Hat tip to Felix Salmon for invoking this old fable of Aesop’s:
The story is about a scorpion asking a frog to carry him across a river. The frog is afraid of being stung, but the scorpion reassures him that if it stung the frog, the frog would sink and the scorpion would drown as well. The frog then agrees; nevertheless, in mid-river, the scorpion stings him, dooming the two of them. When asked why, the scorpion explains, “I’m a scorpion; it’s my nature.” [Wikipedia]
So what do you guess the big U.S. banks are going to do with all that money they got to ‘stay afloat’? The Washington Post’s Steven Pearlstein doesn’t give us much hope (via Kedrosky):
After getting their closed-door briefing yesterday from Paulson on the government’s latest initiatives, Wall Street’s finest literally ran from the Treasury to their waiting limousines, bypassing a media scrum eager to convey any scrap of wisdom or insight.

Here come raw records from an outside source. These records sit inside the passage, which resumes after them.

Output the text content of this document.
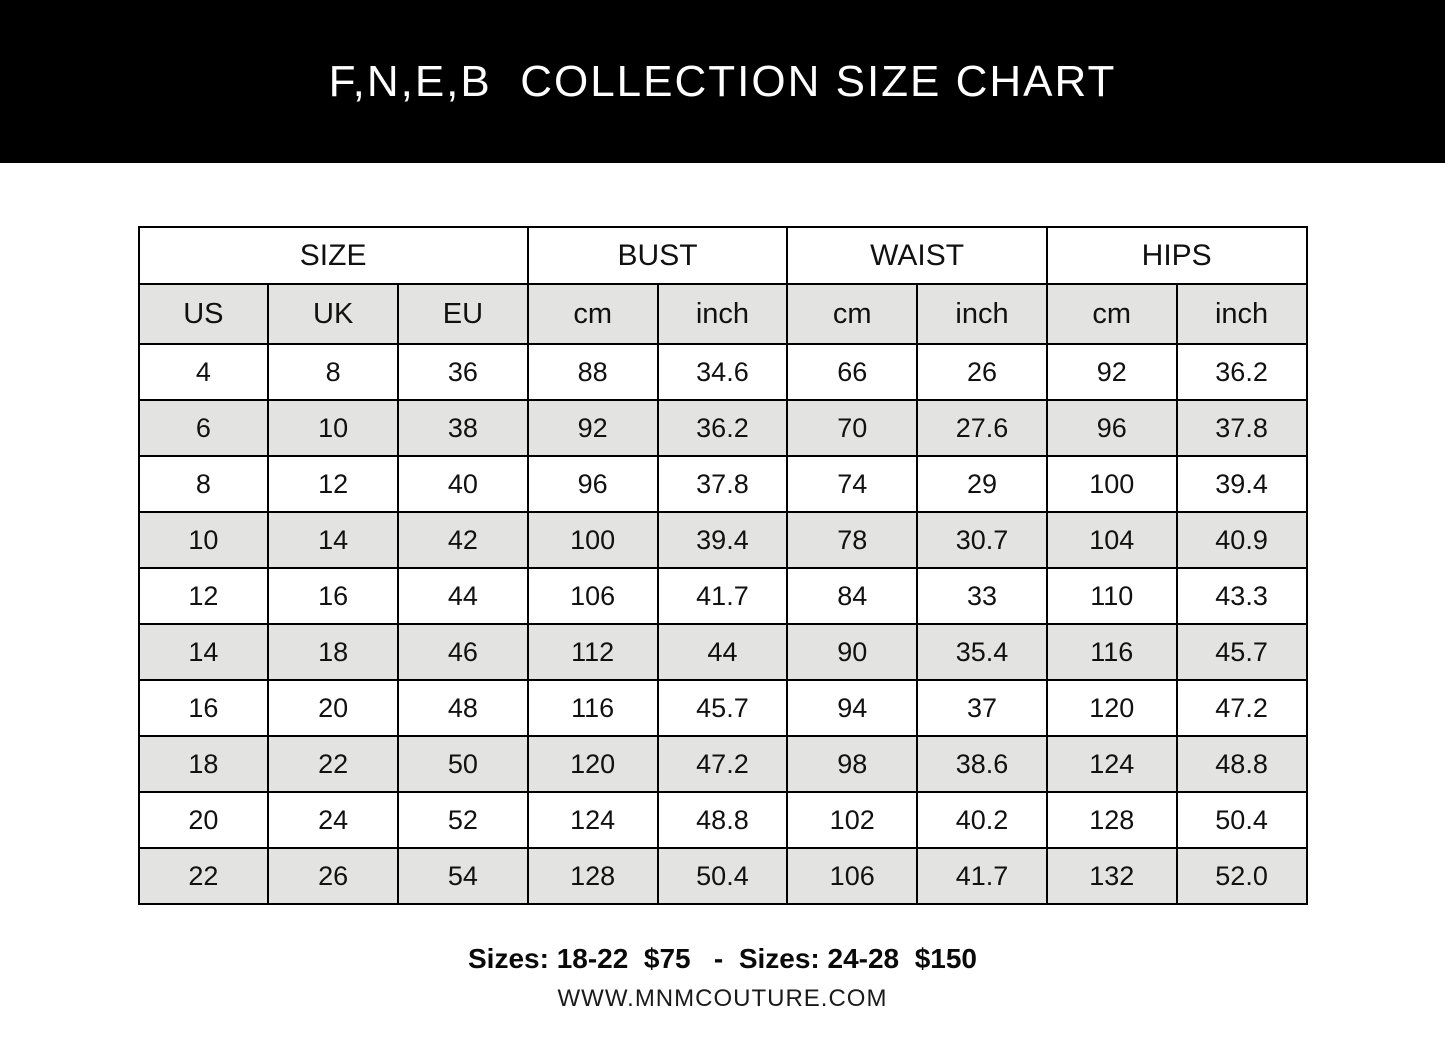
F,N,E,B  COLLECTION SIZE CHART
SIZE			BUST		WAIST		HIPS	
US	UK	EU	cm	inch	cm	inch	cm	inch
4	8	36	88	34.6	66	26	92	36.2
6	10	38	92	36.2	70	27.6	96	37.8
8	12	40	96	37.8	74	29	100	39.4
10	14	42	100	39.4	78	30.7	104	40.9
12	16	44	106	41.7	84	33	110	43.3
14	18	46	112	44	90	35.4	116	45.7
16	20	48	116	45.7	94	37	120	47.2
18	22	50	120	47.2	98	38.6	124	48.8
20	24	52	124	48.8	102	40.2	128	50.4
22	26	54	128	50.4	106	41.7	132	52.0
Sizes: 18-22  $75   -  Sizes: 24-28  $150
WWW.MNMCOUTURE.COM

Court reporters will tell you they can always tell the innocent from the guilty on these kinds of perp walks, and the Wall Street crowd yesterday looked particularly guilty… Their silence and invisibility throughout this crisis attests to the moral and political bankruptcy of a financial elite that is the perfect match for the financial bankruptcy they have now visited upon their investors, their creditors and their customers.
But what could they have said?
If Wall Street were truly serious about convincing Main Street that we’re all in this together, its top executives would have stepped before the cameras yesterday and promised not to cut lines of credits to long-standing business customers who have never missed a payment.
They would have committed themselves not to foreclose on any homeowner who is willing and able to refinance into a new, government-guaranteed, fixed-rate mortgage set at 85 percent of the current value of the property.
They would have offered to suspend dividend payments until capital levels had been restored to pre-crisis levels.
They would have given us their solemn promise not to advise clients to hold on to their own investments while quietly dumping whatever they can from their own portfolios and shorting every security in sight.
With the Treasury now desperate for help in managing its new rescue efforts, they would have volunteered, at no cost to taxpayers, the services of some of those investment bankers and financial wizards who now don’t have much else to do.
And the maharajas of finance could have set a wonderful example if they had all gotten together and agreed to work for a dollar a year until the crisis has passed.
But that, I am afraid, is “not in their nature.” Some might look at Pearlstein’s column and conclude that he has gone mad with a kind of socialist fever that’s starting to take over Washington, Main Street, Downing Street, etc.. I have the best of intentions but I wouldn’t trust anyone in this — least of all, anyone from the world of finance.
As James Surowiecki points out in his lates New Yorker column, The Trust Crunch, the system has become so model-driven and impersonal that “judgments aren’t part of their typical decision-making process. Instead, they’ve adopted a deep-seated distrust…”
He’s specifically talking about lending decisions, but the business in general is suspended in an office-holder culture (read Richard Sennett’s Culture of the New Capitalism and The Corrosion of Character) in which CEO’s responsibilities to shareholders interfere with their capacity to take more personal responsibility outside of their officially designated functions (Milton Friedman isn’t obsolete yet!).
And then there’s the prisoner’s dilemma…
Instead of griping about selfishness we need to work on reframing circumstances objectively in a way that everyone can cooperate without having to make a giant leap of faith, rely on basic trust and personal judgement. It isn’t the most romantic idea, but we don’t live in a fairy tale world.
I’d write more but I’m already late for my own job… I’ve got my own objective responsibilities interfering with my good intentions. We all do. We just have to deal with it.